When Broken Glass Floats: Growing up under the Khmer Rouge by Chanrithy Him. Norton: 288 pages. $23.95.

In the summer of 1975, nine-year old Chanrithy Him and her middle-class family of eight hurriedly pack some belongings, write a message for relatives in chalk on the front of their house, and join the throng of two million other Cambodians forced from Phnom Penh by the Khmer Rouge. Under the stress of war, two of the family’s children have already died; a world of starvation, disease, and forced labor awaits the rest.

In “When Broken Glass Floats,” Him retraces this childhood—four years spent working in “muddy rice fields and irrigation canals” to avenge the dead and to acknowledge the “well-hidden scars” of survivors with whom Him works in the Khmer Rouge Adolescent Project.

As twelve-year-old Him and her older sister, Chea, struggle to survive in a labor camp, Him asks why good doesn’t triumph over evil. Chea answers with a Cambodian proverb: when good and evil are thrown together in the river of life, good is symbolized by a squash, and evil by shards of broken glass. Now, the squash sinks and the broken glass floats. But, soon enough, the shards of glass sink to the bottom of the river, and the squash rises.

In time, the squash does rise--but not in time to save the lives of twenty-eight members of Him’s extended family. They die, along with countless others, from a combination of starvation and disease or while toiling under unbearable conditions, or by execution, like Him’s father.

Him allows the voices of the dead to be heard—her sister’s in particular. At a labor camp, Chea shaves her head, in the hopes that if she “looks crazy and ugly enough,” the Khmer Rouge might not harm her. After being taunted by some young girls who take her for an old man, Chea whispers a poem to Him, in which she expresses her profound suffering as well as her unwavering identity: “Though a virgin, I am called an old man. . . .”

Knowing she carries the responsibility of speaking for many, Him writes with grateful acknowledgement, respect, and love for a family, a people, anyone who has survived trauma. Him’s poetic, almost lyrical voice, her unfailing memory, her unflinching eye, her engaging clarity, draw the reader to her. Surviving such events seems to be mainly about chance, but Him’s ingeniousness and resiliency are a marvel. She did, as she says, outrun “the wheel of history.” Witnessing this well-told story, however, comes with a price—Him does not shield her readers from the sights, sounds, or smells of the killing fields.

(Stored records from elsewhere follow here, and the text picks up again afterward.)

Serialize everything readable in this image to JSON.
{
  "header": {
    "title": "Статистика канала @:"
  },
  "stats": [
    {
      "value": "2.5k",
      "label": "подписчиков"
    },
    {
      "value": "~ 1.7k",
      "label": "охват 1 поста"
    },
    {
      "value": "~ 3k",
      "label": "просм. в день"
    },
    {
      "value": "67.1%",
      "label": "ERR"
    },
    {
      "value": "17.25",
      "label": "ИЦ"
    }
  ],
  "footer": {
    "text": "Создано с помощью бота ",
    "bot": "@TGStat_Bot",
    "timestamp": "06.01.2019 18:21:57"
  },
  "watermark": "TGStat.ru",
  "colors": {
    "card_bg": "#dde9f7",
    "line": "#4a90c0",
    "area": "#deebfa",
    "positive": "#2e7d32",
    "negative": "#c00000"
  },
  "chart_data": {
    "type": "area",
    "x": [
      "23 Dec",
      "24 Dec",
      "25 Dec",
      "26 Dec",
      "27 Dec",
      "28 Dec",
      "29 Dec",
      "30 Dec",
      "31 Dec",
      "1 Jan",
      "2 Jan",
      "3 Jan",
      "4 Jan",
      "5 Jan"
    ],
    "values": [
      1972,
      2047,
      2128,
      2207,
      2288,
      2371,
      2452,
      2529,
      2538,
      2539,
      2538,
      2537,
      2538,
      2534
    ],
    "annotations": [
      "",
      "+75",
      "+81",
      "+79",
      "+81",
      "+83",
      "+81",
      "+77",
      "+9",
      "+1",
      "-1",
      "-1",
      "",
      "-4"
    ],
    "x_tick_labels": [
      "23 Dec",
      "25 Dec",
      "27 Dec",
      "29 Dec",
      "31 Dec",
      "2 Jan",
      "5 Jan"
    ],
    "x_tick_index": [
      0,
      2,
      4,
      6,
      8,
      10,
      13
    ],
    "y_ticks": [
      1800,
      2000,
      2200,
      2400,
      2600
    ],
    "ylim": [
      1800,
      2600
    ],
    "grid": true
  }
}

As epigraphs to many of the book’s chapters, Him includes clippings from U.S. newspapers. And, perhaps as intended, the sterile, distant, “objective” reports (“State Department officials said today they believed Cambodian Communists had forcibly evacuated virtually the entire population of Phnom Penh . . . .”) look dead next to her portrait of life at ground zero.

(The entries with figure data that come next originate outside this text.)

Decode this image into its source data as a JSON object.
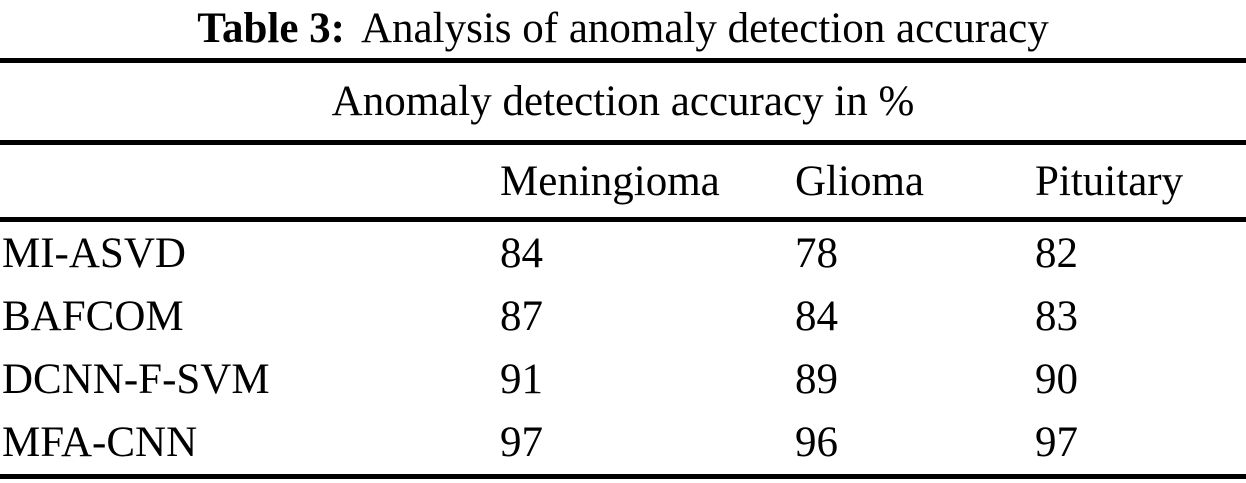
{
  "caption": {
    "label": "Table 3:",
    "text": "Analysis of anomaly detection accuracy"
  },
  "table": {
    "span_header": "Anomaly detection accuracy in %",
    "columns": [
      "Meningioma",
      "Glioma",
      "Pituitary"
    ],
    "rows": [
      {
        "method": "MI-ASVD",
        "values": [
          "84",
          "78",
          "82"
        ]
      },
      {
        "method": "BAFCOM",
        "values": [
          "87",
          "84",
          "83"
        ]
      },
      {
        "method": "DCNN-F-SVM",
        "values": [
          "91",
          "89",
          "90"
        ]
      },
      {
        "method": "MFA-CNN",
        "values": [
          "97",
          "96",
          "97"
        ]
      }
    ]
  },
  "chart_data": {
    "type": "table",
    "title": "Table 3: Analysis of anomaly detection accuracy",
    "subtitle": "Anomaly detection accuracy in %",
    "categories": [
      "Meningioma",
      "Glioma",
      "Pituitary"
    ],
    "series": [
      {
        "name": "MI-ASVD",
        "values": [
          84,
          78,
          82
        ]
      },
      {
        "name": "BAFCOM",
        "values": [
          87,
          84,
          83
        ]
      },
      {
        "name": "DCNN-F-SVM",
        "values": [
          91,
          89,
          90
        ]
      },
      {
        "name": "MFA-CNN",
        "values": [
          97,
          96,
          97
        ]
      }
    ]
  },
  "colors": {
    "text": "#000000",
    "background": "#ffffff",
    "rule": "#000000"
  }
}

The emotional message of a memoir can speak louder than any newspaper report, academic treatment, or even photograph. The human voice—sometimes, the lone voice--of the affected is amplified by publication. Memoir validates the lived experience of those “run over by the wheel of history,” teaching readers empathy or anger.

As with other politically purposeful writers, Chanrithy Him wants her readers to be moved to action: “If thousands upon thousands of children will suffer and are suffering right now in the world, we must be prepared to help them.” The child speaks through the adult with such clarity and strength, that “When Broken Glass Floats” becomes a healing song for all children “whose trust has been exploited time and time again throughout history.”

    Wendy L. Smith teaches English at San Diego Mesa College.